Magnets do what to a hard drive?

Magnets on a drive

So I know what I’ve heard about magnets over the years and them being too close to the computer, not to place magnets on the computer, etc. I guess there is some substance to that way back when with older drives but I thought I would try a simple experiment and take several neodymium magnets I had from taking apart previous defunct hard drives, pile them onto a hard drive and see what happens. The result – nothing really.

In my experiment I took the hard drive, placed the magnets on it and hooked it up to the system. i turned on the computer and it started just fine.

In my next test I left the hard drive attached, the hard drive booted and modified the placement of the magnets so that one of them was directly over the hard drive actuator arm/actuator axis area. I double-clicked on a folder and mouse hung at busy. I removed the magnet and then Windows completed opening the folder. I put the magnet back, same test, same behavior.

My next test was leaving the pile of magnets on the drive in excess of 30-days and repeating the same tests, the results were the same. No data was lost on the hard drive that I could tell, the operating system functioned just fine. It may seem like a stupid test but it was out of curiosity more than anything else. The drive I used was a Western Digital 160GB SATA drive.

I know that if I had magnets strong enough that data would certainly be corrupted or destroyed but the strength of such a magnet would be strong enough to remove the iron from my blood.

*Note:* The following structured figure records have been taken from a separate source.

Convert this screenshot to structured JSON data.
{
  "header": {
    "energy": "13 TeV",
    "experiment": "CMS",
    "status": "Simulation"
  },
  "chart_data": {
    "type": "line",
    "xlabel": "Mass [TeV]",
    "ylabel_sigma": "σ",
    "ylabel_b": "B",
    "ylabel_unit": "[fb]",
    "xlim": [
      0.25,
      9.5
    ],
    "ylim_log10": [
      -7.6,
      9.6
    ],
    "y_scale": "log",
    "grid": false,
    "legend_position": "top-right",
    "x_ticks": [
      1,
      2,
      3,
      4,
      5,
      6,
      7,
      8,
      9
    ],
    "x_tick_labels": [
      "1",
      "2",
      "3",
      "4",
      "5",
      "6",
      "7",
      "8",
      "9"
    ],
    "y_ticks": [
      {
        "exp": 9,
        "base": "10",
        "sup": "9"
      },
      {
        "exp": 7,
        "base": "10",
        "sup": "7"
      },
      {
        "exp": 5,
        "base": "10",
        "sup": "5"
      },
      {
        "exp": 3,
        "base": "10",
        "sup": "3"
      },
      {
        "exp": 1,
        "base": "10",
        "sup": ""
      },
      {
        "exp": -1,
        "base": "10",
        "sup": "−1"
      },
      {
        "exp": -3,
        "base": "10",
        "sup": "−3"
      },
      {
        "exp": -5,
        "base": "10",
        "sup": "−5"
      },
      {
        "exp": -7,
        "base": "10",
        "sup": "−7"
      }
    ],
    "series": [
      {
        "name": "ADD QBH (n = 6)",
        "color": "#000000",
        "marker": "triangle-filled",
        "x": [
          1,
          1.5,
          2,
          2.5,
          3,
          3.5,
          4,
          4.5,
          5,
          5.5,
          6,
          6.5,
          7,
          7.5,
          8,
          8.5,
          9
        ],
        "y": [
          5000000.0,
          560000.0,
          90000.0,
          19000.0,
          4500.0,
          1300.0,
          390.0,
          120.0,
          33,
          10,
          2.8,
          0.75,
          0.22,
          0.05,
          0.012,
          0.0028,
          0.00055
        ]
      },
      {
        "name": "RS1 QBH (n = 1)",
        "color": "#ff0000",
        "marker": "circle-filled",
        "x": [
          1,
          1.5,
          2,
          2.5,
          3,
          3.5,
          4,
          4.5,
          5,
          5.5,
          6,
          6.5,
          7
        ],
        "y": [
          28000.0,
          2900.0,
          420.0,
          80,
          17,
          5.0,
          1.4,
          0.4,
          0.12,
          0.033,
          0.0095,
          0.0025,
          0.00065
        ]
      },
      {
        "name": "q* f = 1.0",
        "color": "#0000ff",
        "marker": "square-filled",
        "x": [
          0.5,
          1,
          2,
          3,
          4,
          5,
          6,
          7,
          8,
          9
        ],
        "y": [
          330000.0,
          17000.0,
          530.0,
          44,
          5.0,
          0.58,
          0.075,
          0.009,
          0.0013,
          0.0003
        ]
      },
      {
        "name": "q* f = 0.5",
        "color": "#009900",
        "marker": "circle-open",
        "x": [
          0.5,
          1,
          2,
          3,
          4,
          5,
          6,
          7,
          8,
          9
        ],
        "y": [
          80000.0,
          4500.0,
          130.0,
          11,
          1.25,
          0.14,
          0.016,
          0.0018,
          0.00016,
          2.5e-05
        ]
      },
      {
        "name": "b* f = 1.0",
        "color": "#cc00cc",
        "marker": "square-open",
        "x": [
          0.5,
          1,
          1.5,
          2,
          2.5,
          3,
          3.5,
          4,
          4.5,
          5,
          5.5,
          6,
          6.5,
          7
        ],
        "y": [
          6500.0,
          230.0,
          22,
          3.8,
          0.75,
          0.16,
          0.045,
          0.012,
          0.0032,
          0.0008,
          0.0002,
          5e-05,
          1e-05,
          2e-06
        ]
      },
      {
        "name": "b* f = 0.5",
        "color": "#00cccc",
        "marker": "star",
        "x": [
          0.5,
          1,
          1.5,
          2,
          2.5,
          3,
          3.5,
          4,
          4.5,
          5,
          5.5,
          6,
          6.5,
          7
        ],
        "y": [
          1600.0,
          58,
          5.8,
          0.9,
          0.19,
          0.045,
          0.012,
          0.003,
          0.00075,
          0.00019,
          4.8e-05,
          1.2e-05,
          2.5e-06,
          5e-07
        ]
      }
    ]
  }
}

Id’ just rather resort to a hammer or drilling through the drive with a nice sized drill-bit.

4 thoughts on “Magnets do what to a hard drive?

  1. ChanChan Blaze

    Very interesting. I guess we may add that to the list of urban legends in tech…

    great blog by the way

    1. stevegossett64

      Thanks! I find that sometimes even the smallest information may be what someone is looking for so I just like to post random things. I was doing a magnet study at work and thought it was interesting enough to post about with my own version of it. My magnet test was just a simple debunker under a normal “myth” cicumstance. If you get a more powerful magnet involved here then Im sure things will start to happen but this was more like a casual debunk test. I took it the extra level of placing them on the drive just to show then even with direct contact nothing significant was occurring, aside from placing a magnet directly over the arm/actuator location, but still, no loss of data. This does throw of the myth of not being able to put magnets on the side of a computer case which is another tangent.

  2. S Groesz

    Well, maybe back in the day when hard drives were fairly new technology a magnet might have wrought havoc on the data. But, I would have expected that after 30 days there would be some data corruption.

    The only true test is to write some random data to fill up the hdd, generate a CRC or MD5 of the drive, do the magnet test, then compare the CRC/MD5 after the magnet test.

    It’s possible there is some data corruption, just not where you pulled the data from.